Par un beau matin du mois de juillet, un brave cultivateur de S… se rend à sa grange pour ramasser les œufs que ses poules avaient déposés dans leurs nids depuis la veille. La moisson est assez abondante. Au dernier nid, ses regards tombent sur un œuf qui n’a pas la même apparence que ses voisins ; il est de couleur rose et, comme au festin de Balthazar, une main invisible et mystérieuse avait tracé des caractères prophétiques sur la surface la plus proéminente de l’ovale.
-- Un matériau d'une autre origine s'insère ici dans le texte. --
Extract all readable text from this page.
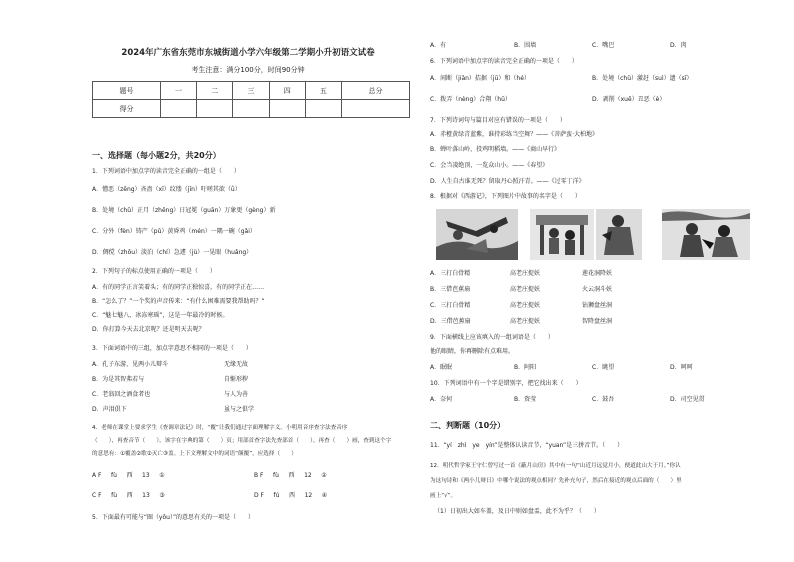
2024年广东省东莞市东城街道小学六年级第二学期小升初语文试卷
考生注意：满分100分，时间90分钟
题号	一	二	三	四	五	总分
得分						
一、选择题（每小题2分，共20分）
1．下列词语中加点字的读音完全正确的一组是（　　）
A．憎恶（zēng）吝啬（xī）纹缕（jīn）吁嗟其欲（ǜ）
B．处境（chǔ）正月（zhēng）日冠冕（guān）万象更（gèng）新
C．分外（fèn）铸产（pǔ）黄昏鸡（mén）一隅一碗（gǎi）
D．倜傥（zhōu）淡泊（chí）急遽（jù）一晃眼（huǎng）
2．下列句子的标点使用正确的一项是（　　）
A．有的同学正言笑着头；有的同学正独惊喜，有的同学正在……
B．“怎么了？”一个奖的声音传来：“有什么困难需要我帮助吗？”
C．“魅七魅八，冰冻寒瑶”，这是一年最冷的时候。
D．你打算今天去北京呢？还是明天去呢？
3．下面词语中的三组，加点字意思不相同的一项是（　　）
A．孔子东游，见两小儿辩斗	无缘无故
B．为是其智弗若与	自惭形秽
C．老翁回之酒食者也	与人为善
D．声泪俱下	虽与之俱学
4．老师在课堂上要求学生《查调章法记》时，“覆”让我们通过字面理解字义。小明用音序查字法查音序
（　　），再查音节（　　），该字在字典的第（　　）页；用部首查字法先查部首（　　），再查（　　）画，查到这个字
的意思有：①覆盖②歌②灭亡③盖。上下文理解文中的词语“颠覆”，应选择（　　）
A F fù 西 13 ①	B F fù 西 12 ②
C F fù 西 13 ③	D F fú 西 12 ④
5．下面最有可能与“圈（yōu）”的意思有关的一项是（　　）
A．有	B．围墙	C．嘴巴	D．肉
6．下列词语中加点字的读音完全正确的一项是（　　）
A．间断（jiān）拮据（jū）和（hé）	B．处境（chǔ）激赶（suì）遗（sī）
C．拨弄（nèng）合翔（hū）	D．剥削（xuē）丑恶（è）
7．下列诗词句与篇目对应有错误的一项是（　　）
A．赤橙黄绿青蓝紫，谁持彩练当空舞？——《菩萨蛮·大柏地》
B．蝉叶落山岭，投鸡明稻墙。——《商山早行》
C．会当凌绝顶，一览众山小。——《春望》
D．人生自古谁无死？留取丹心照汗青。——《过零丁洋》
8．根据对《西游记》，下列图片中故事的名字是（　　）
A．三打白骨精	高老庄捉妖	莲花洞降妖
B．三借芭蕉扇	高老庄捉妖	火云洞斗妖
C．三打白骨精	高老庄捉妖	钻狮盘丝洞
D．三借芭蕉扇	高老庄捉妖	智降盘丝洞
9．下面横线上应该填入的一组词语是（　　）
他的眼睛，你再删除有点难用。
A．眠眠	B．阿阳	C．眺望	D．呵呵
10．下列词语中有一个字是错别字，把它找出来（　　）
A．奈何	B．资莹	C．鼓吾	D．司空见贯
二、判断题（10分）
11．“yí　zhì　ye　yín”是整体认读音节，“yuan”是三拼音节。（　　）
12．明代哲学家王守仁曾写过一首《蔽月山房》其中有一句“山近月远觉月小，便道此山大于月。”你认
为这句诗和《两小儿辩日》中哪个说法的观点相同？先补充句子，然后在接近的观点后面的（　　）里
画上“√”。
（1）日初出大如车盖，及日中则如盘盂，此不为乎？（　　）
Notre homme reste tout stupéfait, il croit rêver, il se frotte les yeux pour voir s’il ne s’est pas trompé ; et il constate qu’il a bien vu et qu’il voit bien. Il se tient près du nid et n’ose toucher l’œuf prodigieux.

« C’est pourtant, dit-il, un œuf que je vois là. »

Sa curiosité est vivement excitée, mais il hésite à jeter l’œuf dans son panier.

Après quelques instants de réflexion et d’hésitation, il se décide néanmoins à mettre la main sur cette merveille. Il prend donc l’œuf avec un respect vraiment religieux et l’examine avec la plus grande attention. Tout à coup il laisse échapper l’exclamation suivante :

« Ô mon Dieu, ayez pitié de moi, ayez pitié de ma femme et de mes enfants ! »

Et il se met à genoux.

Sa femme arrive sur ces entrefaites. On peut s’imaginer quelle fut sa surprise en voyant son mari dans cette position.

« Que fais-tu là ? lui dit-elle, en riant aux éclats. Est-ce que tu pries pour que tes poules pondent plus à l’avenir ? »

Le mari se lève et répond ainsi à sa femme :

« Au lieu de rire, tu devrais pleurer sur tes péchés, comme les filles de Jérusalem.

— Mais pourquoi pleurer ? Je n’ai aucun crime à me reprocher.

— Pauvre femme, c’en est fini de nous. La fin du monde arrive.

— Comment ! la fin du monde ! »

Elle devient alors sérieuse.

« Eh bien ! oui, regarde cet œuf, — c’est l’œuf mystérieux, — et lis les inscriptions qui sont gravées sur l’enveloppe. »

La femme, en apercevant l’œuf en question, fait un bond et recule de trois pas.

« Ne crains rien, reprend le mari, c’est un objet inoffensif. Examine-le attentivement, et tu verras si nous devons rire ou pleurer. »

La femme, rassurée par ces paroles, prend l’œuf et lit les mots suivants :


GUERRE UNIVERSELLE
Peste épouvantable
Fin du monde


« Ah ! mon Dieu, s’écrie-t-elle. Tu as raison de prier et de demander au Créateur pardon de toutes les fautes dont nous nous sommes rendus coupables. Nous avons là un avertissement du Ciel. C’est bien clair : la guerre va se déclarer dans tout l’univers et sera suivie de la peste, et puis arrivera la fin du monde, qu’on nous prédit depuis si longtemps. Mais que vas-tu faire de cet œuf ? » Le mari et la femme réfléchissent quelque temps sur le parti à prendre et décident enfin d’aller montrer l’œuf prodigieux au curé de la paroisse. Le vénérable pasteur est bien étonné ; mais il ne peut expliquer le mystère.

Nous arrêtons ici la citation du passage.